By Lenore Fedow
New jewelry e-tailer Pietra launched Aug. 21. The website sells ready-to-wear jewelry and gives customers the option to work with a designer on a custom piece.
New York—There’s a new fine jewelry platform online.

A New York-based company called Pietra launched its website,, Aug. 21. The site sells ready-to-wear jewelry as well as custom designs.

Consumers looking to create their own pieces of jewelry will have access to a network of more than 100 jewelry designers via Pietra, from local jewelers to larger companies, like Stephen Webster, and independent designers, such as Brent Neale.

Pietra connects customers with the creative teams at jewelry brands who oversee custom design.

In a statement announcing the site’s launch, CEO and co-founder Ronak Trivedi, a former Uber product manager, said he started Pietra because he wants everyone to “know a guy” when making a jewelry purchase.

“You want a connection with the designer and to understand the story behind the piece,” he said.

“Pietra was created for those of us who don’t ‘know a guy’ but still want the authentic, artisan and deeply personal experience of collaborating with a jeweler.”

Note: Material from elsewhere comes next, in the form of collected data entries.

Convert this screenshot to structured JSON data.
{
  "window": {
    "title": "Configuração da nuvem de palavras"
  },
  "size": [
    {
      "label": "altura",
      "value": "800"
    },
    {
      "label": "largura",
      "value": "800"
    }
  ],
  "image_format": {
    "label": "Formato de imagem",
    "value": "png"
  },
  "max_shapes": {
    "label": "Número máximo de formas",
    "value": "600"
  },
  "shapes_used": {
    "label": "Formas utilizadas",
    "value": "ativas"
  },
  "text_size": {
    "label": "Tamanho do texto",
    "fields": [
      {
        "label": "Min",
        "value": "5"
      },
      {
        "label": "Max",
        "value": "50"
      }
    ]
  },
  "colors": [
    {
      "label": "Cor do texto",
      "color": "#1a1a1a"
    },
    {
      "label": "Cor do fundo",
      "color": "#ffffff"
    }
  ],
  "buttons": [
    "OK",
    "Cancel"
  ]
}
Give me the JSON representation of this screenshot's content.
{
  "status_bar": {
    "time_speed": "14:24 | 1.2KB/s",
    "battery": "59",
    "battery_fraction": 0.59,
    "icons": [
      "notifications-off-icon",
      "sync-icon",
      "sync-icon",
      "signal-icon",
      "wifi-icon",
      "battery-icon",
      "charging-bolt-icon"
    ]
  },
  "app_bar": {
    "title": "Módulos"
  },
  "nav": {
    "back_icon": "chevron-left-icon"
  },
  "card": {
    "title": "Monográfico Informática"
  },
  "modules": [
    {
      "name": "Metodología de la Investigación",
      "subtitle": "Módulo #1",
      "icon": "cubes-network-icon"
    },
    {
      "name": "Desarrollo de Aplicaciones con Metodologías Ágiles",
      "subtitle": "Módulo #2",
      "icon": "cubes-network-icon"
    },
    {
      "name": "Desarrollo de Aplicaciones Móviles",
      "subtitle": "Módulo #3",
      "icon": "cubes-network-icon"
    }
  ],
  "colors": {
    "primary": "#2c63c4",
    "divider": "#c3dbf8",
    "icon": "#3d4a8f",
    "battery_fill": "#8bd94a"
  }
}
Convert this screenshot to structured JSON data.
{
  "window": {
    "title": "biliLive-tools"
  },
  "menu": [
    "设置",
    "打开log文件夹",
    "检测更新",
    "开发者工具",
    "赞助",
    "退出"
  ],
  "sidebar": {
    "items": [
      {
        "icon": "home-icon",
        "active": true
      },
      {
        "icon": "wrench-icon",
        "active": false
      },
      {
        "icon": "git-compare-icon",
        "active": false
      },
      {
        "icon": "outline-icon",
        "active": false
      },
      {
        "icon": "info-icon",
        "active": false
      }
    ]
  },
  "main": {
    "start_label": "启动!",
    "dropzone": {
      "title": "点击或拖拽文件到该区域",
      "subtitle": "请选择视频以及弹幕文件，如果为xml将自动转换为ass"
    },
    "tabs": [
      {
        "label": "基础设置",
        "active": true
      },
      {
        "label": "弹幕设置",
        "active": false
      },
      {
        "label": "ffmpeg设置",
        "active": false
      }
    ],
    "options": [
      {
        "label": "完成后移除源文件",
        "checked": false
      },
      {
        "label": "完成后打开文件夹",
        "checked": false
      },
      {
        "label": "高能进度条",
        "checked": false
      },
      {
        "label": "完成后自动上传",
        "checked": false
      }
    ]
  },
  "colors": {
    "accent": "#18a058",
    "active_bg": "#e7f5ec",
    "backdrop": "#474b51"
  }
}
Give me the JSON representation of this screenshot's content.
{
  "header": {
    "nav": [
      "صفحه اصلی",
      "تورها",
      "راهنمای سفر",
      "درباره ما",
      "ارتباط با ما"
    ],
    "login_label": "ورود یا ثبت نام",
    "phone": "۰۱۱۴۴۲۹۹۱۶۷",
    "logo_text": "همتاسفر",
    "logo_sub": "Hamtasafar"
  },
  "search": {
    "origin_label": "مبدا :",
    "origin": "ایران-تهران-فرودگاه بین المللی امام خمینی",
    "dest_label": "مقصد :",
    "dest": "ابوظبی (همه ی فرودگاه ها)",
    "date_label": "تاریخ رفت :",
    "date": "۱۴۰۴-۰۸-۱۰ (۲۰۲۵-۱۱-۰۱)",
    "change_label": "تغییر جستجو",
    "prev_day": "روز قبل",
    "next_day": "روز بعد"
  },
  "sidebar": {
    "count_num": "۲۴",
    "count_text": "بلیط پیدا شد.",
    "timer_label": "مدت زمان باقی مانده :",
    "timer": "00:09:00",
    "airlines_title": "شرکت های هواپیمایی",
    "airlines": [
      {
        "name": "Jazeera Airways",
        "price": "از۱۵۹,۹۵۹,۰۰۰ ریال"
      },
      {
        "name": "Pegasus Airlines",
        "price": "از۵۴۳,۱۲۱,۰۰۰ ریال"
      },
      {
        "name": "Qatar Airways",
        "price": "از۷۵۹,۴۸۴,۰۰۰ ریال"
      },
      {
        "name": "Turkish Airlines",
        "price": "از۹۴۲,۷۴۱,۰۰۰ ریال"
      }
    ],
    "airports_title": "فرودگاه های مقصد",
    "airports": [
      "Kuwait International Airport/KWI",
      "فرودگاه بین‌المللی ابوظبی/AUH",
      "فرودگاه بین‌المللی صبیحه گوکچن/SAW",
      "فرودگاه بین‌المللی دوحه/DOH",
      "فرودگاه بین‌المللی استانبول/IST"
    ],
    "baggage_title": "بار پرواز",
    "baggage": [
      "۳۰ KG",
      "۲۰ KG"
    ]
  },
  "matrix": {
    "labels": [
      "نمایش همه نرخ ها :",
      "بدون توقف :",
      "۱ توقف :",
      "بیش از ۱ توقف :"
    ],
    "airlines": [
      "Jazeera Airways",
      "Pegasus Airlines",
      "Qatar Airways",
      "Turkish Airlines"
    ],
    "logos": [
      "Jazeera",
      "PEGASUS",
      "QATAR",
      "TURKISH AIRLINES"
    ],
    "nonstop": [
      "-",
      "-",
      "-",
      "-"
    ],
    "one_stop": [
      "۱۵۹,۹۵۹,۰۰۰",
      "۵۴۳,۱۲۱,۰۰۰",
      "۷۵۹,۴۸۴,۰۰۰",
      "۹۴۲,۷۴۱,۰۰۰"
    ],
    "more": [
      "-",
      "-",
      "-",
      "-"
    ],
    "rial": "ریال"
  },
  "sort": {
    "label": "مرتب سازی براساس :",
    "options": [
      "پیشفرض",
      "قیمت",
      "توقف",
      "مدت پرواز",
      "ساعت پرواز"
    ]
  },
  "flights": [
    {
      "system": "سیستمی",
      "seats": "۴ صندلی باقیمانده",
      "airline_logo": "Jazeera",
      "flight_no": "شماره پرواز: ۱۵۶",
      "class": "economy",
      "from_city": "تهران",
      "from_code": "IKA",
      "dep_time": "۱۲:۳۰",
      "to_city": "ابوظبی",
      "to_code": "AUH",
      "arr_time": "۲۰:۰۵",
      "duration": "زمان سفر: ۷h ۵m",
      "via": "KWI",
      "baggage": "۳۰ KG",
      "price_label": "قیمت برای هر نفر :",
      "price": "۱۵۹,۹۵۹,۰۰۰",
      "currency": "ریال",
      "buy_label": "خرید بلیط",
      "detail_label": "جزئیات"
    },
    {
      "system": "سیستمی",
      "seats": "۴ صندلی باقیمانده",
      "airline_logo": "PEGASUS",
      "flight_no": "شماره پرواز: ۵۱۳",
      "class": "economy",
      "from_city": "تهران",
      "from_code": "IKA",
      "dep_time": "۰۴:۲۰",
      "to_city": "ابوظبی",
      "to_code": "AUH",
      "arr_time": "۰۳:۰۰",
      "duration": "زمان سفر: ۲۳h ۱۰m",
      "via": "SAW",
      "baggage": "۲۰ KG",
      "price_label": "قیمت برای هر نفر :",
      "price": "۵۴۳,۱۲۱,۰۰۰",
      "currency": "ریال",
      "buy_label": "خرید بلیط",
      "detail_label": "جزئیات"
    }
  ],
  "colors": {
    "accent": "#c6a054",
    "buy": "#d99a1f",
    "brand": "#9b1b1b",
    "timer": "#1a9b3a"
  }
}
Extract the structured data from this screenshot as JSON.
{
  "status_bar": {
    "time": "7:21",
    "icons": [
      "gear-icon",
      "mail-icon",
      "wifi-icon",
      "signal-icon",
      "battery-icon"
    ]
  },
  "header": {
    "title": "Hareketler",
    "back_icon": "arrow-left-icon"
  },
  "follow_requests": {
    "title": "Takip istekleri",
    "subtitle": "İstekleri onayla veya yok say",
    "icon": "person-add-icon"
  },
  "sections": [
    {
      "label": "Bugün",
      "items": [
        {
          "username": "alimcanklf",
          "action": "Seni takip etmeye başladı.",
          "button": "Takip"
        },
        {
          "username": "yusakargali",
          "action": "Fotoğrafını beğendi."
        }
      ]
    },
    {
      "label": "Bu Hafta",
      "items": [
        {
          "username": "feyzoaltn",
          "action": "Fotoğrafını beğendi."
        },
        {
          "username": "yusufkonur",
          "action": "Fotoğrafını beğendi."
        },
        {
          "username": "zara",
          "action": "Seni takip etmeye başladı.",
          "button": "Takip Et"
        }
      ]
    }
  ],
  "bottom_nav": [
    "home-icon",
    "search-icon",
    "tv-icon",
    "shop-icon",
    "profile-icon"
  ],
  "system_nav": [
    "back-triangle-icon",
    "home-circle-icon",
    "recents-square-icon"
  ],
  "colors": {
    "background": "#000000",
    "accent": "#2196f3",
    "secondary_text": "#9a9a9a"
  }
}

In his blog, Trivedi pinpointed shifts in the luxury market, noting what the next generation of luxury shoppers is looking for when making a purchase.

“People want personalized experiences and to feel a part of the creative process. Mass produced off-the-shelf items just aren’t that appealing anymore,” he wrote.

Trivedi said the next generation will expect online experiences to be better than in-person experiences.

“From discovering a new brand on Instagram, to connecting with personal shoppers on WhatsApp, the new luxury consumer expects technology to enhance and not just enable,” he wrote.

Pietra’s custom-design portal caters to customers who know exactly what they want, as well as those who need a little inspiration, the company said in its statement.

Customers with an idea in mind can look through a catalog of designers and reach out directly.

Those who need some assistance can work with a Pietra concierge, who uses a survey to connect customers to a designer whose aesthetic fits matches theirs.

Customers can choose the style and materials, set a budget, and upload photos of designs they like. Material options include natural and lab-grown diamonds plus other gemstones such as rubies, pearls and garnets.

Customers can speak to multiple jewelers at once to talk about collaborating on the design and the pricing.

Those placing custom orders will pay the full amount to Pietra at the time of purchase. The jeweler will receive 35 percent to begin work on the piece and the remainder once it’s delivered to the customer.

Pietra charges designers 30 percent commission on the sale of ready-to-wear pieces and takes a 10 percent commission on custom pieces. There is no listing fee.

Jewelers and designers interested in listing on the site can submit an application via Pietra’s website, but there is a waiting list, the company said.

The company said it vets applicants, setting up in-person interviews to determine if the jeweler or designer is a good fit for the site. If the company is unable to meet with an international designer, which Pietra says is “rare,” a phone interview is conducted.

Pietra looks at several determining factors, including a jeweler’s experience, which it considers “the most important factor,” according to its website.

The company also looks through reviews across online platforms, checking a jeweler’s star ratings and comments left by customers, and contacts past customers to get feedback on their experience.

Jewelers who want to list their services on Pietra will be asked to provide two professional references, such as fellow jewelers, designers, bench workers or other business associates.

Lastly, the company consults with its advisory board, comprised of “jewelry industry experts” involved in manufacturing, stone sourcing, jewelry, retail buying and gemology.

CEO Trivedi is a former Uber product manager behind UberPool, the service that allows customers to share rides, while Chief Technology Officer Pan Pan served as a senior engineering manager at Uber.

COO Jaden Levitt founded Wells Levitt, a startup services firm that worked with Glossier.

Chief Brand Officer Ashley Bryan is the former chief marketing officer at Moda Operandi.

The company also has notable backers, including venture capital firm Andreessen Horowitz (which also put money into the clothing rental subscription service that’s trying to buy Lord & Taylor); Greenbay Ventures, which has backed Lyft and Dropbox; Third Kind Venture Capital; and Abstract Ventures.

There are some famous backers in the mix as well including Will Smith through The Dreamers Fund, Robert Downey Jr. through Downey Ventures, music producer Scooter Braun, model Joan Smalls, and entrepreneur Michael Ovitz.